Oh, and on a somewhat related note for lightroom users, instead of the built in B&W conversion experiment with setting the saturation to zero and see what happens when you drag the temperature and tint back and forth.

Ctein,

What governs your choice of cutoff - 29 is really deep red, but I know some are using cutoffs at even longer wavelengths.

Brad

Dear Brad,

29 red simply happens to be a readily available filter. I was recommending it because the usual choice for B&W landscape photographers is the 25 red; the less-well known 29 does a better job.

Otherwise, no, nothing special about it.

Do keep in mind that with an ordinary camera, be it film or digital, the closer your deep red filter gets to the IR cutoff of the film/camera, the more your effective exposure index drops.

pax / Ctein

@Ctein
This sentence really stopped me: "This is one of the very rare cases where "expose to the right" makes sense..."
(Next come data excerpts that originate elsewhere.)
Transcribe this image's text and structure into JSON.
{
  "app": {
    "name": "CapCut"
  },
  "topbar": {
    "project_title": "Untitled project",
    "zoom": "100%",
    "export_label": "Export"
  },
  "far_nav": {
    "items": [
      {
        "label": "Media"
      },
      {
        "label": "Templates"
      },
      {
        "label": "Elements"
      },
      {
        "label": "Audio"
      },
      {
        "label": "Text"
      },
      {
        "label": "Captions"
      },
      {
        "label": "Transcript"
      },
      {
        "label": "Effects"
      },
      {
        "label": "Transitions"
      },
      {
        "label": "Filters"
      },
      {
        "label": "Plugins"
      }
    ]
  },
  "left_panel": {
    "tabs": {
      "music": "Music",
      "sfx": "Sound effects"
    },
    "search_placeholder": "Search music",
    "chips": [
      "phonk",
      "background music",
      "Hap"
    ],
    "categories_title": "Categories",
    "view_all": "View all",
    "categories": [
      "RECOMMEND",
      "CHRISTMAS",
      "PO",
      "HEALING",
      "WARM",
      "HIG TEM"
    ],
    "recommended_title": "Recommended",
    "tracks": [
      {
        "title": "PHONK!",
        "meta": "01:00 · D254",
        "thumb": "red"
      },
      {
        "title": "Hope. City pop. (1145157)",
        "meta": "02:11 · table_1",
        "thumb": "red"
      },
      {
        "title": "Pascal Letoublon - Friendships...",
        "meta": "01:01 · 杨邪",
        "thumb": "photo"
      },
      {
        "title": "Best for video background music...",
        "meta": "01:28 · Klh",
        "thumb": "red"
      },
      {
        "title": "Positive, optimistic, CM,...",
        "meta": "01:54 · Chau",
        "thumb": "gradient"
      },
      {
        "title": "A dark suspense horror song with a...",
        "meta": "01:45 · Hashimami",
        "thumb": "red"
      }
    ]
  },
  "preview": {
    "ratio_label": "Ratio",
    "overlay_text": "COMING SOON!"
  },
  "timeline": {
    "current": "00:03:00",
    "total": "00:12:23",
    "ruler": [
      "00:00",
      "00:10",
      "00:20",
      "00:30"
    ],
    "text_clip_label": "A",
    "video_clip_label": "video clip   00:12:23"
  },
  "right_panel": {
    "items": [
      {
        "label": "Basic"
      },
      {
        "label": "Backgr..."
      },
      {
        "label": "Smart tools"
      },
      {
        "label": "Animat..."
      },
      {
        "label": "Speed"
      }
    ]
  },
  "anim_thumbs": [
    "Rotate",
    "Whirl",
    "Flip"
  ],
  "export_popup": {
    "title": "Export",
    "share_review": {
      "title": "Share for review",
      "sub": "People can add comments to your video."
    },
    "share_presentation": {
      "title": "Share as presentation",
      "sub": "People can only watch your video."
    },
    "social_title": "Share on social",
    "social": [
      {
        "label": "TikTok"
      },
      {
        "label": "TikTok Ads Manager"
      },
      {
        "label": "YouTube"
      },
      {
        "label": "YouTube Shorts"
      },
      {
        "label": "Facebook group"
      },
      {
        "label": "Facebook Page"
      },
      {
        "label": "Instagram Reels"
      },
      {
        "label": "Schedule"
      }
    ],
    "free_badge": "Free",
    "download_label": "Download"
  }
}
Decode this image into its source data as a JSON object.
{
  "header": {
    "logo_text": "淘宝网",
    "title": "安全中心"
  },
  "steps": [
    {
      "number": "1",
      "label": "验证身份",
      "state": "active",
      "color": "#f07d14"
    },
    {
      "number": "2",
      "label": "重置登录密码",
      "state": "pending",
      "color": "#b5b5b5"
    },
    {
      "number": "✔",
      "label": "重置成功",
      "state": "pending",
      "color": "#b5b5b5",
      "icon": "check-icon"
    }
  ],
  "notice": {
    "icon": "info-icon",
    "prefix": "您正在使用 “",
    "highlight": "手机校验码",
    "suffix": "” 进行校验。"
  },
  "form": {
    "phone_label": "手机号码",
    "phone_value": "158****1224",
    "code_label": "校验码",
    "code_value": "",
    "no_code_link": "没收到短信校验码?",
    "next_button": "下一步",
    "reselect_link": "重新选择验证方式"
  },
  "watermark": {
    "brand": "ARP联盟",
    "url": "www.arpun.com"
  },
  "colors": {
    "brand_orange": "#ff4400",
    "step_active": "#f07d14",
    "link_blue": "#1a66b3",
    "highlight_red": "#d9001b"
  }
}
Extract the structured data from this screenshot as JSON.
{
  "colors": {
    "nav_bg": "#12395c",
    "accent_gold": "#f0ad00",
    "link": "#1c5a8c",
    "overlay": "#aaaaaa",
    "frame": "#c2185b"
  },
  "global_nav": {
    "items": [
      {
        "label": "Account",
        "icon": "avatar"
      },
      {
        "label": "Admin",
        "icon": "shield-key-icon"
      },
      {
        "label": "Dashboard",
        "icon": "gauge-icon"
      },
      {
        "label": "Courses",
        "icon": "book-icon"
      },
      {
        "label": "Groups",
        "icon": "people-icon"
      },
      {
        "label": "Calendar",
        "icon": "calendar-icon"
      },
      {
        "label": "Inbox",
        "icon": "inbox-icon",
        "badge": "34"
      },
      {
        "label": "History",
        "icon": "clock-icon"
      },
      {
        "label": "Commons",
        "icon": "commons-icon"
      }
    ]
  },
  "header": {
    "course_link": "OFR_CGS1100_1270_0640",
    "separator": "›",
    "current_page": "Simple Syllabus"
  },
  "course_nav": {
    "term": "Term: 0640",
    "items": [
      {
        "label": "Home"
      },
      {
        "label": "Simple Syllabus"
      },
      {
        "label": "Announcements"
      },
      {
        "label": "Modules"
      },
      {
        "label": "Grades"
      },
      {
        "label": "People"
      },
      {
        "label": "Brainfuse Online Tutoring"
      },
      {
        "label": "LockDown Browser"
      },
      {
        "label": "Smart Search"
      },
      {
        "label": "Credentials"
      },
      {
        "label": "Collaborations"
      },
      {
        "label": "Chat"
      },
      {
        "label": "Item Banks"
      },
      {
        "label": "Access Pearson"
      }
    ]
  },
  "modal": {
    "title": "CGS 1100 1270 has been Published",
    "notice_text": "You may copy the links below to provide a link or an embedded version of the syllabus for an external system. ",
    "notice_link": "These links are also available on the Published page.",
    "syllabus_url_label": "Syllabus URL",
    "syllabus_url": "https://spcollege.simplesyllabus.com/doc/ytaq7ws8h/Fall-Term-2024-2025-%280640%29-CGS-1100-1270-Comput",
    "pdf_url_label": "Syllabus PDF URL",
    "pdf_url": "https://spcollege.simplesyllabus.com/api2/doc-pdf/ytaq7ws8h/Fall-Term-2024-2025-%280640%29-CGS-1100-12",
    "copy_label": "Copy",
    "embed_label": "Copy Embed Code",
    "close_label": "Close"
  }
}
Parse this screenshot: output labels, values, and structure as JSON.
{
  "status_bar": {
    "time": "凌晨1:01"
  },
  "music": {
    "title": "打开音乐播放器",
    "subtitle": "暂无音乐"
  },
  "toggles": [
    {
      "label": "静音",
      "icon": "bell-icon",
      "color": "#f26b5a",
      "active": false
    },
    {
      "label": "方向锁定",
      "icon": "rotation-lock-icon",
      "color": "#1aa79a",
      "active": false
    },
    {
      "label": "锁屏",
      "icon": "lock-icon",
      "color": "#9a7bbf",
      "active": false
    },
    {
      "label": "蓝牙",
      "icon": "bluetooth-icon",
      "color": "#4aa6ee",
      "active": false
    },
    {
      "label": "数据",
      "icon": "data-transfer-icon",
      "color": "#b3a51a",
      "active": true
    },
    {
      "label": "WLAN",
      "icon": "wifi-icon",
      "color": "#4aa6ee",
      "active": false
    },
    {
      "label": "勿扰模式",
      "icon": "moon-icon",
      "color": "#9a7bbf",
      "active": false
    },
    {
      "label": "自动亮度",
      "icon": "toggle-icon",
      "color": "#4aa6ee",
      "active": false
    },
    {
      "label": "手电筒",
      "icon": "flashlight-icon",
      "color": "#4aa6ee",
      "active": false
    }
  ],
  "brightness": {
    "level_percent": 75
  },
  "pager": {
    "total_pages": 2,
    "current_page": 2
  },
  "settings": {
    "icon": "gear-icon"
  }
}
Many well known photographers on the web pray "ettr" nearly like a mantra.
Could you please explain why you think different?
Thanks in advance,
Tom

Ps: great pictures btw!

Dear Thomas,

Thanks!

And here's the explanation on ETTR:

http://theonlinephotographer.typepad.com/the_online_photographer/2011/10/expose-to-the-right-is-a-bunch-of-bull.html

pax / Ctein

Thanks for pointing me to the older post. Somehow I must have missed that. And it makes a lot of sense what you wrote back then.

Cheers,
Tom

The comments to this entry are closed.